Después de que otro de sus proyectos, The Hitmakers, entrara en hibernación, Spencer se quedó sin banda y eso se tradujo en el bajonazo anímico. Mientras lo transitaba, sus colegas Samantha Fish y Jesse Dayton lo invitaron a salir de gira, lo que lo llevó a armar un nuevo grupo. Fue la excusa perfecta para abducir a la base rítmica de The Bobby Lees, que lo tenía deslumbrado desde que les produjo en 2020 el disco Skin Suit. El experimento salió tan bien que le pidió a la bajista Kendall Wind y al baterista Macky Bowman que lo acompañaran en la grabación de su nuevo álbum de estudio, Sick Of Being Sick!, publicado el año pasado.
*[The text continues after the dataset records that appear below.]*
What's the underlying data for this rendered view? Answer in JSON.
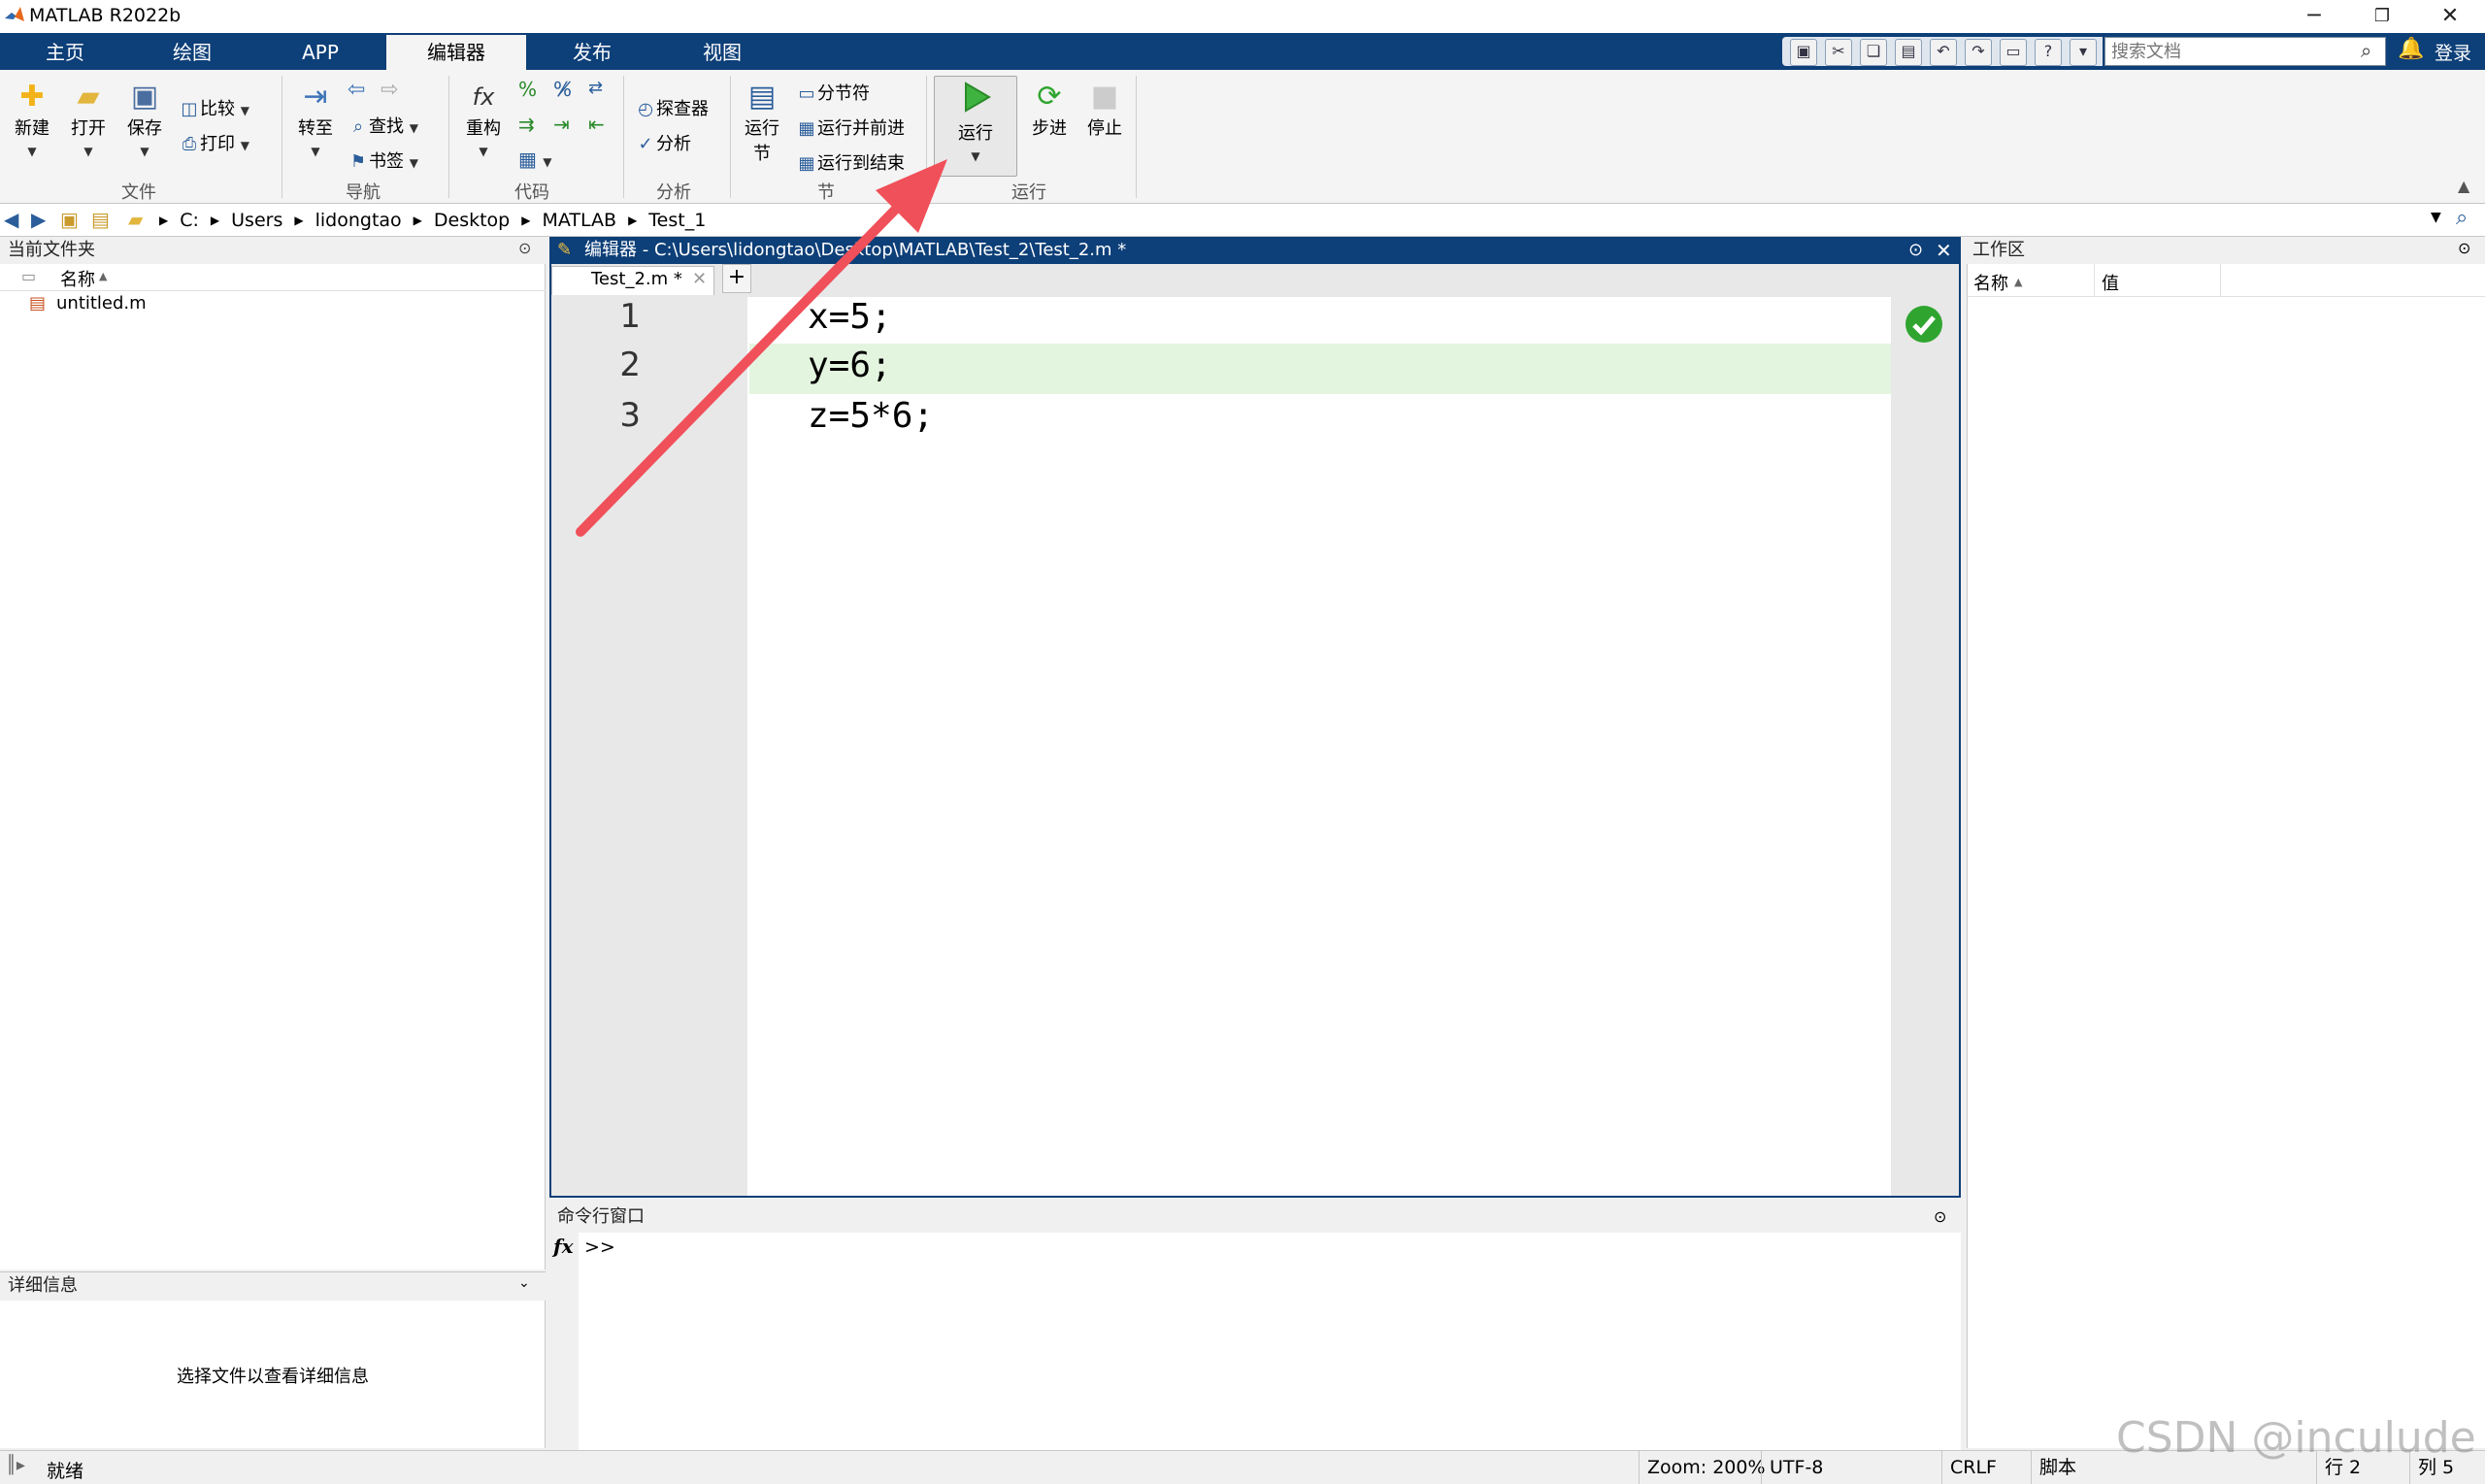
{
  "window": {
    "title": "MATLAB R2022b"
  },
  "tabs": [
    "主页",
    "绘图",
    "APP",
    "编辑器",
    "发布",
    "视图"
  ],
  "search": {
    "placeholder": "搜索文档"
  },
  "login": "登录",
  "ribbon": {
    "file": {
      "new": "新建",
      "open": "打开",
      "save": "保存",
      "compare": "比较",
      "print": "打印",
      "group": "文件"
    },
    "nav": {
      "goto": "转至",
      "find": "查找",
      "bookmark": "书签",
      "group": "导航"
    },
    "code": {
      "refactor": "重构",
      "group": "代码"
    },
    "analyze": {
      "profiler": "探查器",
      "analyze": "分析",
      "group": "分析"
    },
    "section": {
      "run_section": "运行节",
      "section_break": "分节符",
      "run_advance": "运行并前进",
      "run_to_end": "运行到结束",
      "group": "节"
    },
    "run": {
      "run": "运行",
      "step": "步进",
      "stop": "停止",
      "group": "运行"
    }
  },
  "address": {
    "parts": [
      "C:",
      "Users",
      "lidongtao",
      "Desktop",
      "MATLAB",
      "Test_1"
    ]
  },
  "current_folder": {
    "title": "当前文件夹",
    "column": "名称",
    "files": [
      "untitled.m"
    ]
  },
  "details": {
    "title": "详细信息",
    "message": "选择文件以查看详细信息"
  },
  "editor": {
    "title": "编辑器 - C:\\Users\\lidongtao\\Desktop\\MATLAB\\Test_2\\Test_2.m *",
    "tab": "Test_2.m *",
    "lines": [
      {
        "num": "1",
        "text": "x=5;"
      },
      {
        "num": "2",
        "text": "y=6;"
      },
      {
        "num": "3",
        "text": "z=5*6;"
      }
    ]
  },
  "command": {
    "title": "命令行窗口",
    "fx": "fx",
    "prompt": ">>"
  },
  "workspace": {
    "title": "工作区",
    "col_name": "名称",
    "col_value": "值"
  },
  "status": {
    "ready": "就绪",
    "zoom": "Zoom: 200%",
    "encoding": "UTF-8",
    "eol": "CRLF",
    "type": "脚本",
    "row": "行 2",
    "col": "列 5"
  },
  "watermark": "CSDN @inculude",
  "colors": {
    "accent": "#0d3f78",
    "highlight_line": "#e4f5df",
    "run_green": "#2fa52f",
    "arrow": "#f0505a"
  }
}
Con él se embarcó inmediatamente en un nuevo tour, también junto a estos enfants terribles del punk norteamericano, que tuvo en la capital argentina la primera escala de su tramo sudamericano.
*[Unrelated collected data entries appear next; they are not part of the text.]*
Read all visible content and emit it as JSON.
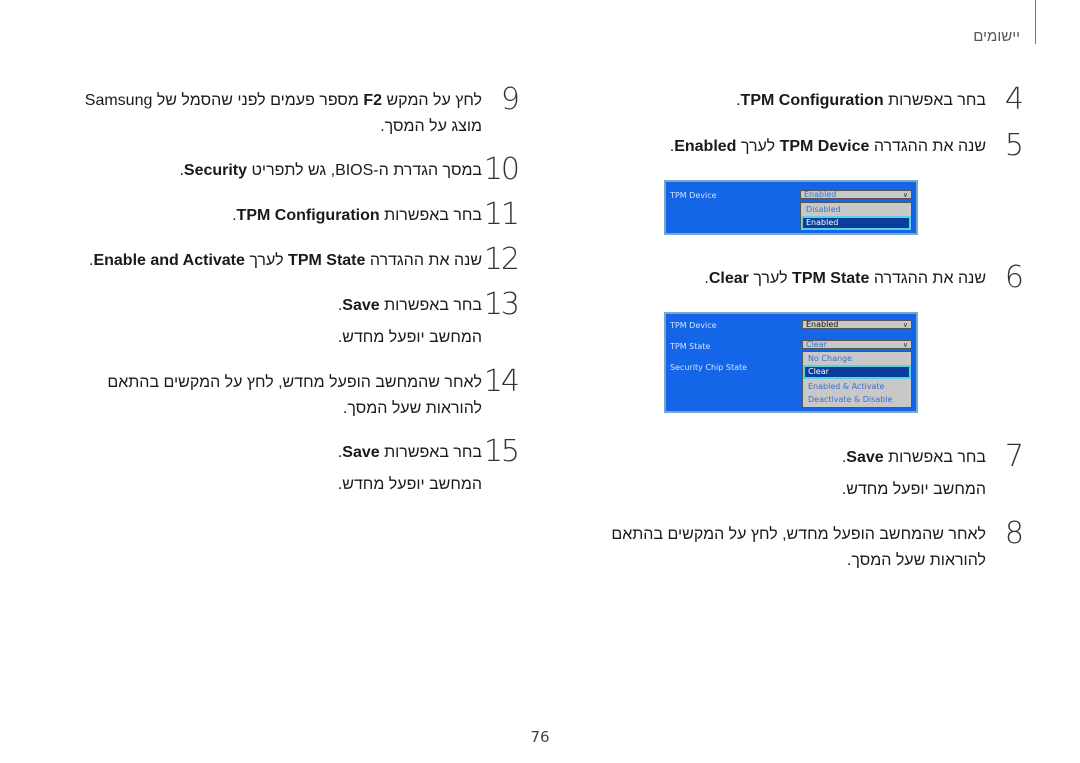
{
  "header": {
    "section_title": "יישומים"
  },
  "page_number": "76",
  "steps": {
    "s4": {
      "num": "4",
      "pre": "בחר באפשרות ",
      "bold": "TPM Configuration",
      "post": "."
    },
    "s5": {
      "num": "5",
      "pre": "שנה את ההגדרה ",
      "bold": "TPM Device",
      "mid": " לערך ",
      "bold2": "Enabled",
      "post": "."
    },
    "s6": {
      "num": "6",
      "pre": "שנה את ההגדרה ",
      "bold": "TPM State",
      "mid": " לערך ",
      "bold2": "Clear",
      "post": "."
    },
    "s7": {
      "num": "7",
      "pre": "בחר באפשרות ",
      "bold": "Save",
      "post": ".",
      "sub": "המחשב יופעל מחדש."
    },
    "s8": {
      "num": "8",
      "line1": "לאחר שהמחשב הופעל מחדש, לחץ על המקשים בהתאם",
      "line2": "להוראות שעל המסך."
    },
    "s9": {
      "num": "9",
      "pre": "לחץ על המקש ",
      "bold": "F2",
      "mid": " מספר פעמים לפני שהסמל של Samsung",
      "line2": "מוצג על המסך."
    },
    "s10": {
      "num": "10",
      "pre": "במסך הגדרת ה-BIOS, גש לתפריט ",
      "bold": "Security",
      "post": "."
    },
    "s11": {
      "num": "11",
      "pre": "בחר באפשרות ",
      "bold": "TPM Configuration",
      "post": "."
    },
    "s12": {
      "num": "12",
      "pre": "שנה את ההגדרה ",
      "bold": "TPM State",
      "mid": " לערך ",
      "bold2": "Enable and Activate",
      "post": "."
    },
    "s13": {
      "num": "13",
      "pre": "בחר באפשרות ",
      "bold": "Save",
      "post": ".",
      "sub": "המחשב יופעל מחדש."
    },
    "s14": {
      "num": "14",
      "line1": "לאחר שהמחשב הופעל מחדש, לחץ על המקשים בהתאם",
      "line2": "להוראות שעל המסך."
    },
    "s15": {
      "num": "15",
      "pre": "בחר באפשרות ",
      "bold": "Save",
      "post": ".",
      "sub": "המחשב יופעל מחדש."
    }
  },
  "bios1": {
    "label": "TPM Device",
    "selected": "Enabled",
    "chevron": "chevron-down-icon",
    "options": [
      "Disabled",
      "Enabled"
    ],
    "highlighted": "Enabled"
  },
  "bios2": {
    "labels": [
      "TPM Device",
      "TPM State",
      "Security Chip State"
    ],
    "device_value": "Enabled",
    "state_value": "Clear",
    "chevron": "chevron-down-icon",
    "options": [
      "No Change",
      "Clear",
      "Enabled & Activate",
      "Deactivate & Disable"
    ],
    "highlighted": "Clear"
  }
}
Aunque a lo largo del recital se extrañó la hechicería guitarrera de Bauer y el contrapeso de Simins, cada vez que las cosas parecían salirse de control (sobre todo al momento de recrear los temas de Blues Explosion), Wind y Bowman no sólo demostraron ser unos musicazos, sino que también estuvieron a la altura de la circunstancia. Nunca se sabrá si la convocatoria de este retorno, en contraste con la saturación de gente que provocó su anterior desembarco porteño, estuvo condicionada porque esta vez actuó sin sus antiguos compañeros. Lo cierto es que el estilo performático del frontman, al igual que su sonido y hasta su volumen, que se llevó por delante a toda la sala, como si se tratara de oleadas de decibelios, hoy es más que nunca una rara avis. Y es que ya no quedan propuestas con semejante impronta.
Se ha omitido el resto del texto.